I looked up Hank III's Web site to see if he is, in fact, the true heir of Williams Sr., or if he is just another rumored offspring like Kid Rock. Kid Rock - despite the Internet buzz - is NOT the son of Hank Williams Jr., although it would not surprise me if he were.

While browsing the Web site, I came across a description of Hank III's music: "classic country delivered with fiery punk attitude, hard-twang, punkabilly, cowpunk, alternacountry, slacker swing or honky punk."

Honky punk? Can you get in trouble for talking like that? What on God's green earth is a honky punk?

I didn't hear anything like a honky punk coming out of my radio, but if Hank III says he can sing it, who am I to argue? What I did hear was a good likeness of his grandfather's heartfelt twang - which is enough to make me forgive the youngster for all those other noises he makes.

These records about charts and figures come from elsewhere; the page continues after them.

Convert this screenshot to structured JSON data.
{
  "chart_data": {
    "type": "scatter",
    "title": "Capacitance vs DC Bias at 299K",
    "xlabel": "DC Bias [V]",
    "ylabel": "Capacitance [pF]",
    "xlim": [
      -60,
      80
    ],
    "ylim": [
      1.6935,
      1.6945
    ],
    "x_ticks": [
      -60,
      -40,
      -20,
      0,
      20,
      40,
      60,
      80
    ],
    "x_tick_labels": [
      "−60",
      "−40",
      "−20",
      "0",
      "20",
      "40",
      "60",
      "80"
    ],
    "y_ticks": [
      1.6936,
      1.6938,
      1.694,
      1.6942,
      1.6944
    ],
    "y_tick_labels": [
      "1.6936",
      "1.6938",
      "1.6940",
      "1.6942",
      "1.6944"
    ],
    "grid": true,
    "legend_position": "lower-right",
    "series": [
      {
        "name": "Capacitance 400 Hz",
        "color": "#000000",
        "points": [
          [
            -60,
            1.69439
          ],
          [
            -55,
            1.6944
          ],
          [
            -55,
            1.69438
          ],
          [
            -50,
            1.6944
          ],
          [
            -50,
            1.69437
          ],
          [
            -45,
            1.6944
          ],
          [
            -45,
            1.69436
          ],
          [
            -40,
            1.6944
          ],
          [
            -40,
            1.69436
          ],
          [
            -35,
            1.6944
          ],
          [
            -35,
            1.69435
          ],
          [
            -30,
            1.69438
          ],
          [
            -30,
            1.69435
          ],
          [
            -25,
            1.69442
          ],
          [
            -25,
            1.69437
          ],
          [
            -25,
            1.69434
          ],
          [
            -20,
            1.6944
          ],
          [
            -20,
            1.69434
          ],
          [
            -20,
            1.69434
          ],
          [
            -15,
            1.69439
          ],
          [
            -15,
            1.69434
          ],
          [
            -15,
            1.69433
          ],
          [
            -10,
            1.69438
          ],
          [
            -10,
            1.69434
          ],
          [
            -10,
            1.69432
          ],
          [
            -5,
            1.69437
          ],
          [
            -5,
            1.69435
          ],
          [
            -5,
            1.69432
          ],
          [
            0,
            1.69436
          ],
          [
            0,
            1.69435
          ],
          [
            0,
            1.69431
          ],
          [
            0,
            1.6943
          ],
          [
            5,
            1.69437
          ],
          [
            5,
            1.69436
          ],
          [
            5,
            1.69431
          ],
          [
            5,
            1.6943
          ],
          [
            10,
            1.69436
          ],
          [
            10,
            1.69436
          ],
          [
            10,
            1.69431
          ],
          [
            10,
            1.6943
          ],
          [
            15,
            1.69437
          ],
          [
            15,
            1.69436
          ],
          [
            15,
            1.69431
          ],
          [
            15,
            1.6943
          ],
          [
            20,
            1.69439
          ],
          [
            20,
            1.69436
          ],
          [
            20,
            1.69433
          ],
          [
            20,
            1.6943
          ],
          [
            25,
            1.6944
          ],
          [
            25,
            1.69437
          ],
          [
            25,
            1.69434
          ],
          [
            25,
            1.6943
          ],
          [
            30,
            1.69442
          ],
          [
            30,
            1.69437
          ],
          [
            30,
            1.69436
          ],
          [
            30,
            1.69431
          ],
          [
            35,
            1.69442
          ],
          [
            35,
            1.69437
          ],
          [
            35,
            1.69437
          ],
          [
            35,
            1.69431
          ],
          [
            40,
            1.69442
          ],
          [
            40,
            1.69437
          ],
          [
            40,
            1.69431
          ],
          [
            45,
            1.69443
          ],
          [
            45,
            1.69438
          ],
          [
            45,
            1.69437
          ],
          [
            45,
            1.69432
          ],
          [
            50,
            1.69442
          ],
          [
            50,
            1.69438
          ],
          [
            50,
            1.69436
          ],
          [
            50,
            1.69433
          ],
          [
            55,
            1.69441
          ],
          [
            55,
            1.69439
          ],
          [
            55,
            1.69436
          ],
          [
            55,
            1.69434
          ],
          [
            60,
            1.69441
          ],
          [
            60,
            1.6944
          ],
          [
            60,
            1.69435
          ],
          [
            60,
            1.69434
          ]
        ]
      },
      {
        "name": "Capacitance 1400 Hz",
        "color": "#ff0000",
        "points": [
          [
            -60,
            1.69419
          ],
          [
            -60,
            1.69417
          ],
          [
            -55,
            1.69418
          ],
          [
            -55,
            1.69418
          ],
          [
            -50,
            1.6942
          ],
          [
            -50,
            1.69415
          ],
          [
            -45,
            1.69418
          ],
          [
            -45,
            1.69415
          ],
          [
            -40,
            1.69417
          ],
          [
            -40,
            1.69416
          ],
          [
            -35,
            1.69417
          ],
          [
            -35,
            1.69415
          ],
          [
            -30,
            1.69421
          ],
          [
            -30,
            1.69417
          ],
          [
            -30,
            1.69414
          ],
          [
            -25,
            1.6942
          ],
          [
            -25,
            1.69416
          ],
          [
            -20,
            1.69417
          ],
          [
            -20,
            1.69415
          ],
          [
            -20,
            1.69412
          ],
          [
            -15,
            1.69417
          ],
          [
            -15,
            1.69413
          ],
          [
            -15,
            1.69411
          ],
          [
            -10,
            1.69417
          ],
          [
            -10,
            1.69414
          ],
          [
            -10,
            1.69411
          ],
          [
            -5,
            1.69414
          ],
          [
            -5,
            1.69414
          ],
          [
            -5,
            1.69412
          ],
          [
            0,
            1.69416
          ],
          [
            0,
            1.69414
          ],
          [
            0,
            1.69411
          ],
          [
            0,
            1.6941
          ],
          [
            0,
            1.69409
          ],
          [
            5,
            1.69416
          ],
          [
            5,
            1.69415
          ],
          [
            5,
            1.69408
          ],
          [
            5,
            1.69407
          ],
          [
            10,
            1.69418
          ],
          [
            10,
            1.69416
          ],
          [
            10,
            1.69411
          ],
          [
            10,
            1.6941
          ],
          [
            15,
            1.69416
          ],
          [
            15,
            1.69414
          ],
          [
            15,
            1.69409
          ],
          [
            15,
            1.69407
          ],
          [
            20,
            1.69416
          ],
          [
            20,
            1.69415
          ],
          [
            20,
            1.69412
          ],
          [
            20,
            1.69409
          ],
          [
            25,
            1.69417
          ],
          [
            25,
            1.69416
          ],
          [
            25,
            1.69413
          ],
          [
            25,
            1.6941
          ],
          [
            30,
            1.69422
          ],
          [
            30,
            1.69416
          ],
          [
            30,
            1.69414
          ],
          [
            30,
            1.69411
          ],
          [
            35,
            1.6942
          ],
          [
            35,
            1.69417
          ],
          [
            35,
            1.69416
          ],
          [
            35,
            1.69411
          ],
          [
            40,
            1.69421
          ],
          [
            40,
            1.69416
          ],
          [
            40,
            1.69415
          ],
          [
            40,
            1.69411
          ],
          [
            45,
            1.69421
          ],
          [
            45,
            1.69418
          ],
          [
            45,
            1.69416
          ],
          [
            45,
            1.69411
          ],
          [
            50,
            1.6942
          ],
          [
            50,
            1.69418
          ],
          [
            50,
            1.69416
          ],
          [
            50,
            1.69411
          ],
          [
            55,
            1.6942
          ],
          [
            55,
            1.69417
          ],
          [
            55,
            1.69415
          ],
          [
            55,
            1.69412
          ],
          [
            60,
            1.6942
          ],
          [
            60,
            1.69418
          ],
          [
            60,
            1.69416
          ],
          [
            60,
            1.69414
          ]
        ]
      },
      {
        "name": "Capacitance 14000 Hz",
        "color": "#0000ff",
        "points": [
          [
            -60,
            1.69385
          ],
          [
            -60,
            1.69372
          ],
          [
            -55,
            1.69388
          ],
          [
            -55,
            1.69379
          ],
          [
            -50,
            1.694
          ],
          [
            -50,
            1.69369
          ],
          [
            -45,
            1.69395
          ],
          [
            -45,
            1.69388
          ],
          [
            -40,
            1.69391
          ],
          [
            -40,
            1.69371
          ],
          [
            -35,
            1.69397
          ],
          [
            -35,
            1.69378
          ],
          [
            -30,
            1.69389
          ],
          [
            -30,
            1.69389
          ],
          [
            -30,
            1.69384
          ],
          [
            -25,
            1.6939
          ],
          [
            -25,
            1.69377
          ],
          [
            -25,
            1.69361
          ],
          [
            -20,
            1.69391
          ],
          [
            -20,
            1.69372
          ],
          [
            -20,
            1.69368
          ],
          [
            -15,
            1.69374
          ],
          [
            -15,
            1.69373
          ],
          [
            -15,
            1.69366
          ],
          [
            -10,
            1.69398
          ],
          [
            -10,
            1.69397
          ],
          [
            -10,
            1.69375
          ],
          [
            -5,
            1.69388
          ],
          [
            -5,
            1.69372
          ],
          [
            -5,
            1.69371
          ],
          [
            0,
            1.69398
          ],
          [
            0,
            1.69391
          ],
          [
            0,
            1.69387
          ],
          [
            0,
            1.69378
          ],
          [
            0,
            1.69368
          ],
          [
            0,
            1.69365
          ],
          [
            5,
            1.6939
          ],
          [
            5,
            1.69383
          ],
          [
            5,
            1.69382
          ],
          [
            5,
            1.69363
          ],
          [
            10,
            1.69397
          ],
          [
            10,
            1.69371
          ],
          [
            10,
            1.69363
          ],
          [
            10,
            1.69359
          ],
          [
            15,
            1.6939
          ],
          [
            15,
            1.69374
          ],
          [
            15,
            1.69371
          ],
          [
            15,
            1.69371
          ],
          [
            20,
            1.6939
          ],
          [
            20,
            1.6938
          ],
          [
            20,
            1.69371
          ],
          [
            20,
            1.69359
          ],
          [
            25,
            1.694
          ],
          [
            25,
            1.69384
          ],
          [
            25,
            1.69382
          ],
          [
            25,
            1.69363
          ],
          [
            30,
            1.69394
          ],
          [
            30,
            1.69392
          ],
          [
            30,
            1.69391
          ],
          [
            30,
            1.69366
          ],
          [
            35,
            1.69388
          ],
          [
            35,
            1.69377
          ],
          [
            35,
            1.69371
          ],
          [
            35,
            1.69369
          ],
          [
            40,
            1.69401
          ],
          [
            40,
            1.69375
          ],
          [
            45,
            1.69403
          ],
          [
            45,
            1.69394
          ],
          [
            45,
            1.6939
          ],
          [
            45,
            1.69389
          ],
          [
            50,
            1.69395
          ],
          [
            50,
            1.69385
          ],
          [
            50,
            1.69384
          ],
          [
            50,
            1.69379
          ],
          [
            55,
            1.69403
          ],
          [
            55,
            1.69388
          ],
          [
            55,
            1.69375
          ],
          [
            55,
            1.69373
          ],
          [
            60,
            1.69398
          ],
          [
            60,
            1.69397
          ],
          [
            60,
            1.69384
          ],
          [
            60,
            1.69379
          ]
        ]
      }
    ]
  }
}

And by the way, if you're unfamiliar with "Dear John," it's probably because it's more than 50 years old. Elton John, Cyndi Lauper and Whitney Houston are a few of the artists who sang copycat songs with the same title. But here are two verses of the Williams original:

"Well when I woke up this morning,

There was a note upon my door,

Said don't make me no coffee Babe,

'cause I won't be back no more,

And that's all she wrote, Dear John,

I've sent your saddle home.

Now Jonah got along in the belly of the whale,

Daniel in the lion's den,

But I know a guy that didn't try to get along,

And he won't get a chance again,

And that's all she wrote, Dear John,

I've fetched your saddle home."

It's not honky punk, but you've got to admit, old Hank knew how to write a Dear John letter.